Hombre enojado

 

Un muchacho de 20 años atacó a una familia musulmana en London, Ontario Canadá. La abuela, la madre, el padre y la hija de 15 años fallecieron y el hijo de 7 está hospitalizado

Se desconocen las razones por las que este joven, un muchacho que en algunos lugares no es considerado suficientemente adulto como para votar o comprar bebidas alcohólicas, hizo lo que hizo. Solo sabemos que tiene tanto odio en su corazón que todas las razones que encontró en su momento lo llevaron a matar.

Esta es una noticia difícil de leer. Sin embargo, noticias como esta se están haciendo cada vez más comunes. Estamos tan separados, tan divididos, tan seguros de tener la verdad, la única verdad, que cualquier cosa que digamos o hagamos en contra de los que no piensan igual la validamos. Las burlas, los insultos, los golpes, las puñaladas, las balas, todo parece ser válido cuando se quiere proteger una percibida forma de vida.

Podemos encontrar la raíz de este odio en nuestras comunidades. Por ejemplo, en donde vivo se viene gestando una batalla campal desde hace años y parece que finalmente ha explotado. No voy a entrar en detalles porque, además de aburridos, terminan siendo tema común, aunque se crea que es una historia única: la lucha por el poder para imponer lo que se cree que es correcto, sin escuchar ni ceder ni negociar. Y así se crean dos o tres bandos que de llevar tanto el cántaro al agua terminan por romperlo. Y todos tenemos la sensación de que mis derechos se están vulnerando, sin ver que incumplimos la obligación esencial de respeto a la dignidad de los demás.

Lo que está sucediendo en mi comunidad no es único, es reflejo de lo que, con “razones” diferentes sucede en la ciudad, el país y el mundo, en los espacios físicos y virtuales. Son los golpes, abusos, violaciones, los cotidianos ataques verbales en Twitter, las amenazas de muerte, la difamación, los balazos al vecino que aparcó el automóvil dos centímetros fuera de su espacio o por tener opiniones políticas diferentes. En las diferencias se nos va la vida.

El odio es ignorancia. Es ignorar la humanidad de los demás, sus deseos, aspiraciones y frustraciones, sus historias personales y familiares. Es ignorar que “el otro” es hijo o hija de alguien, madre o padre, hermano, hermana, amigo, amiga; que también está expuesto a la enfermedad, a la separación de lo que ama y a la muerte; que también tiene sus opiniones y la sensación de que tiene la verdad, la única verdad. Si tan solo fuéramos capaces de ponernos en sus zapatos y andar unos pasos en ellos, las noticias de agresiones y asesinatos serían cada vez menos.

Pero estamos tan metidos en nuestras historias, tan agarrados a nuestras opiniones, tan identificados con nuestra verdad, que desayunamos, comemos y cenamos odio. No podemos ver que lo que decimos o hacemos tiene efecto que en algún momento nos va a traer consecuencias y por eso somos incapaces de asumir nuestra responsabilidad cuando hay conflicto.

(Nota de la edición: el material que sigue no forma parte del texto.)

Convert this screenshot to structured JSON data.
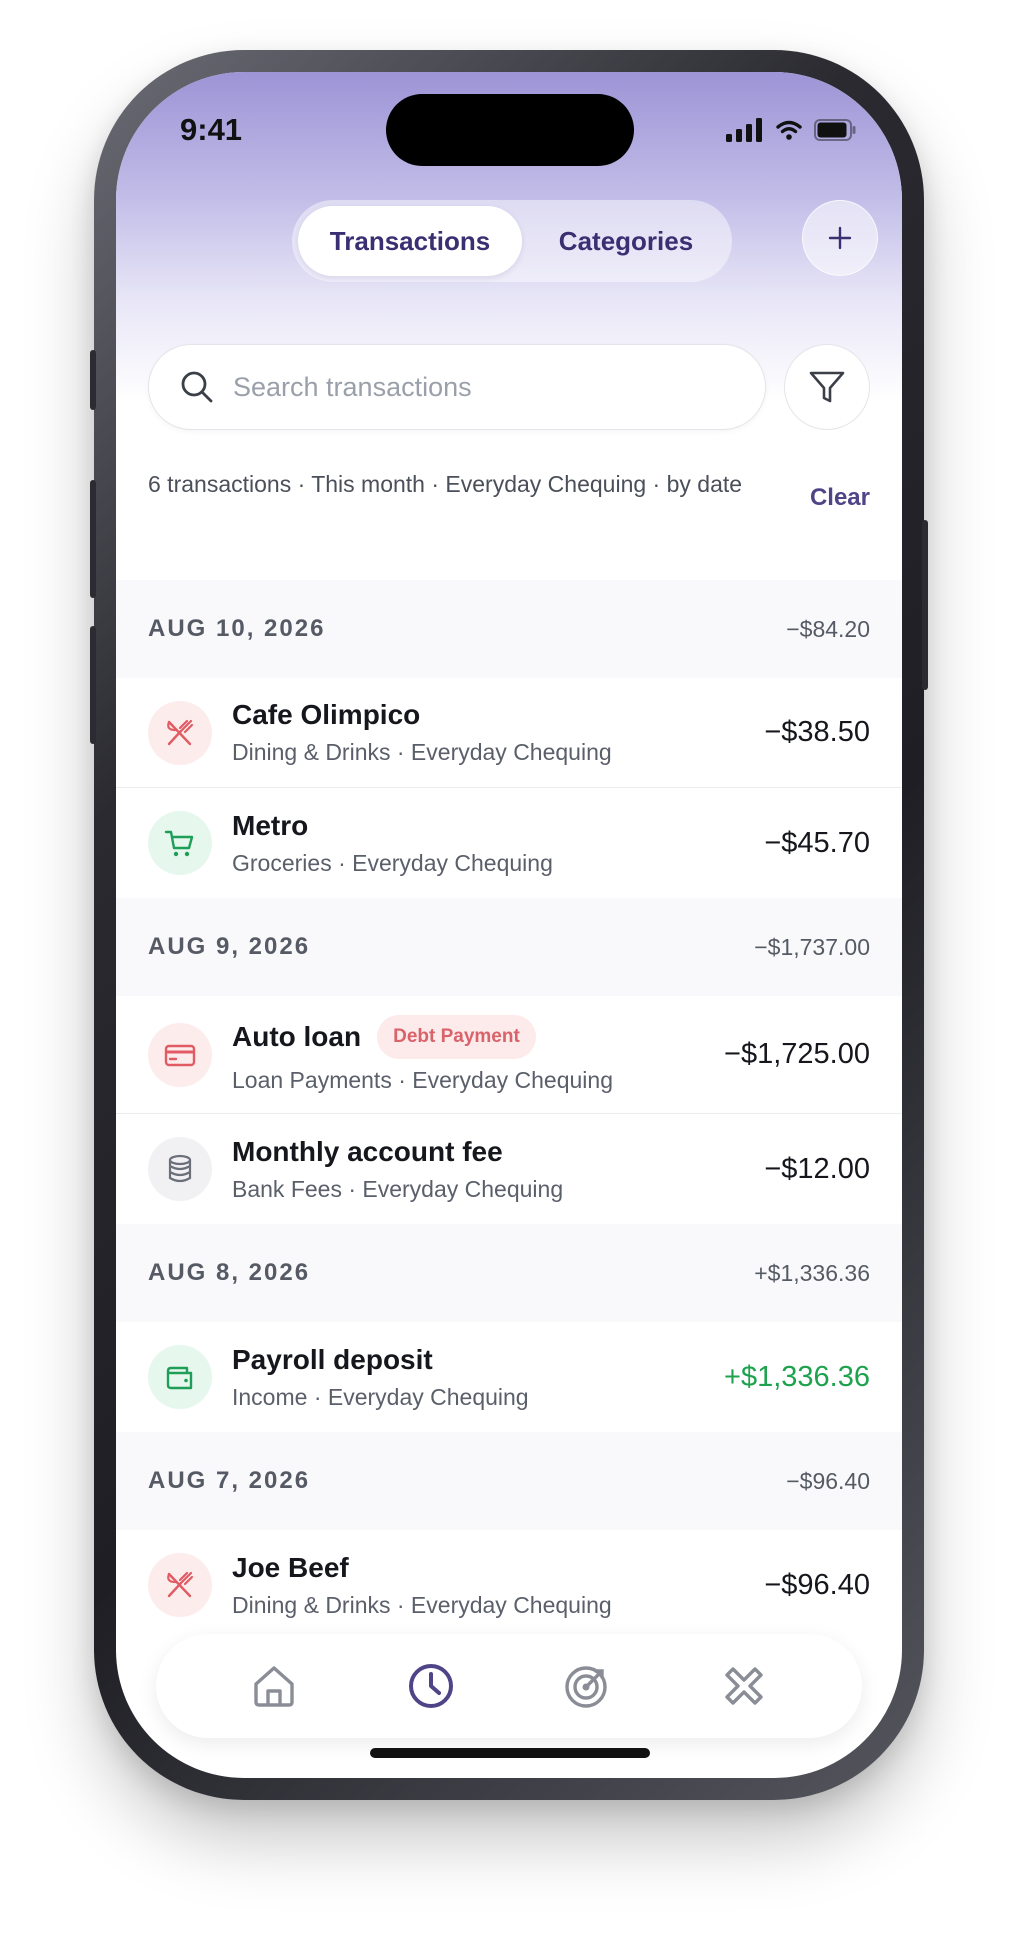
{
  "status_bar": {
    "time": "9:41"
  },
  "header": {
    "tabs": [
      {
        "label": "Transactions",
        "active": true
      },
      {
        "label": "Categories",
        "active": false
      }
    ],
    "add_icon": "plus-icon"
  },
  "search": {
    "placeholder": "Search transactions",
    "value": ""
  },
  "filter": {
    "icon": "filter-icon"
  },
  "summary": {
    "text": "6 transactions · This month · Everyday Chequing · by date",
    "clear_label": "Clear"
  },
  "groups": [
    {
      "date": "AUG 10, 2026",
      "total": "−$84.20",
      "items": [
        {
          "title": "Cafe Olimpico",
          "subtitle": "Dining & Drinks · Everyday Chequing",
          "amount": "−$38.50",
          "icon": "fork-knife-icon"
        },
        {
          "title": "Metro",
          "subtitle": "Groceries · Everyday Chequing",
          "amount": "−$45.70",
          "icon": "cart-icon"
        }
      ]
    },
    {
      "date": "AUG 9, 2026",
      "total": "−$1,737.00",
      "items": [
        {
          "title": "Auto loan",
          "badge": "Debt Payment",
          "subtitle": "Loan Payments · Everyday Chequing",
          "amount": "−$1,725.00",
          "icon": "credit-card-icon"
        },
        {
          "title": "Monthly account fee",
          "subtitle": "Bank Fees · Everyday Chequing",
          "amount": "−$12.00",
          "icon": "database-icon"
        }
      ]
    },
    {
      "date": "AUG 8, 2026",
      "total": "+$1,336.36",
      "items": [
        {
          "title": "Payroll deposit",
          "subtitle": "Income · Everyday Chequing",
          "amount": "+$1,336.36",
          "icon": "wallet-icon"
        }
      ]
    },
    {
      "date": "AUG 7, 2026",
      "total": "−$96.40",
      "items": [
        {
          "title": "Joe Beef",
          "subtitle": "Dining & Drinks · Everyday Chequing",
          "amount": "−$96.40",
          "icon": "fork-knife-icon"
        }
      ]
    }
  ],
  "tabbar": {
    "items": [
      {
        "icon": "home-icon",
        "active": false
      },
      {
        "icon": "clock-icon",
        "active": true
      },
      {
        "icon": "target-icon",
        "active": false
      },
      {
        "icon": "tools-icon",
        "active": false
      }
    ]
  },
  "colors": {
    "accent": "#4f4488",
    "positive": "#1ea24e",
    "debt_badge_bg": "#fdeaea",
    "debt_badge_text": "#d9636b"
  }
}
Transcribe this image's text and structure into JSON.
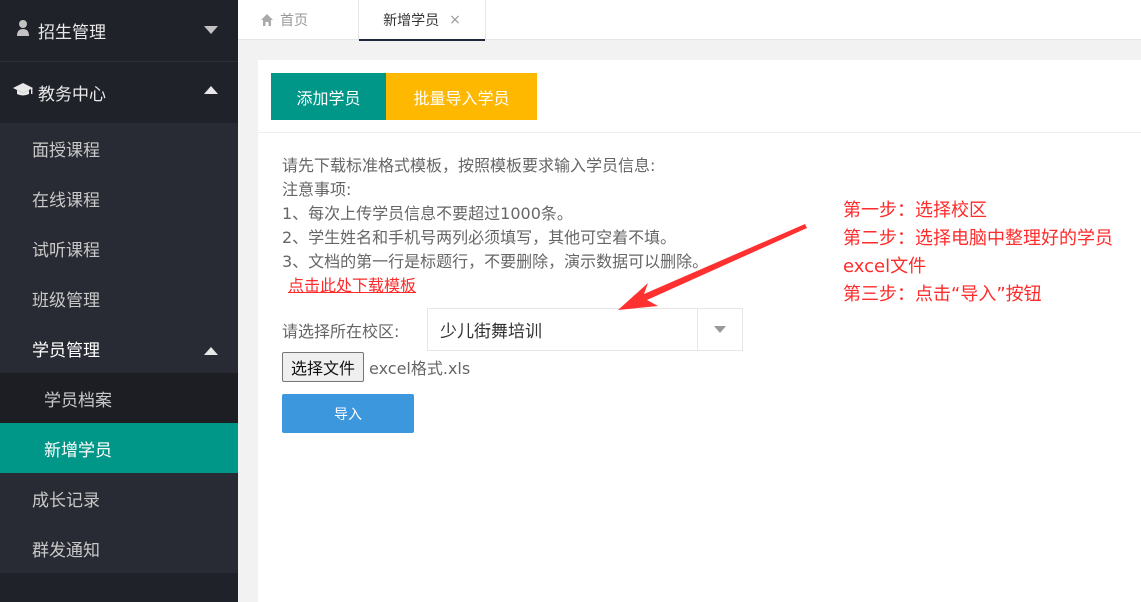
{
  "sidebar": {
    "groups": [
      {
        "label": "招生管理",
        "icon": "user-icon",
        "expanded": false
      },
      {
        "label": "教务中心",
        "icon": "graduation-cap-icon",
        "expanded": true
      }
    ],
    "items": [
      {
        "label": "面授课程"
      },
      {
        "label": "在线课程"
      },
      {
        "label": "试听课程"
      },
      {
        "label": "班级管理"
      },
      {
        "label": "学员管理",
        "expanded": true
      },
      {
        "label": "成长记录"
      },
      {
        "label": "群发通知"
      }
    ],
    "subitems": [
      {
        "label": "学员档案",
        "active": false
      },
      {
        "label": "新增学员",
        "active": true
      }
    ]
  },
  "tabs": {
    "home": {
      "label": "首页",
      "icon": "home-icon"
    },
    "active": {
      "label": "新增学员",
      "close": "×"
    }
  },
  "toolbar": {
    "add_label": "添加学员",
    "batch_label": "批量导入学员"
  },
  "notes": {
    "intro": "请先下载标准格式模板，按照模板要求输入学员信息:",
    "title": "注意事项:",
    "lines": [
      "1、每次上传学员信息不要超过1000条。",
      "2、学生姓名和手机号两列必须填写，其他可空着不填。",
      "3、文档的第一行是标题行，不要删除，演示数据可以删除。"
    ],
    "download_link": "点击此处下载模板"
  },
  "form": {
    "campus_label": "请选择所在校区:",
    "campus_value": "少儿街舞培训",
    "file_button": "选择文件",
    "file_name": "excel格式.xls",
    "import_label": "导入"
  },
  "annotation": {
    "steps": [
      "第一步：选择校区",
      "第二步：选择电脑中整理好的学员excel文件",
      "第三步：点击“导入”按钮"
    ],
    "color": "#ff2a2a"
  },
  "colors": {
    "sidebar_bg": "#20222a",
    "active": "#009688",
    "batch": "#ffb800",
    "import": "#3d97dd"
  }
}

Hemos llegado al punto de no ver al otro ni poder descubrir su humanidad que por eso creemos que no hay justo medio y estás conmigo o en mi contra y no vamos a negociar, ni a transigir, ni a ceder, no importa si lleno mi vida de tanto rencor y enojo que vivo tensa, con el ceño fruncido, esperando el ataque, con la guardia en alto y enseñando a mis hijos a vivir con este odio de tal forma que cuando están en una situación límite que los excede encuentran que lo mejor es matar a esos que perciben como un riesgo por su mera existencia.

Lo único que estamos haciendo juntos es correr al abismo del que no hay regreso y, desafortunadamente, ni con las muestras de atrocidades cometidas a lo largo de los años, podemos ver a dónde vamos. Si no somos capaces de cambiar, cada uno en lo personal, no podemos esperar nada mejor del futuro.

No se trata de ceder siempre, de aceptar sin preguntar, de no luchar o de claudicar, solo de entender que la violencia no es la forma civilizada de zanjar las diferencias. Que hay que escuchar, negociar, tratar de convencer y que muchas veces ceder es ganar.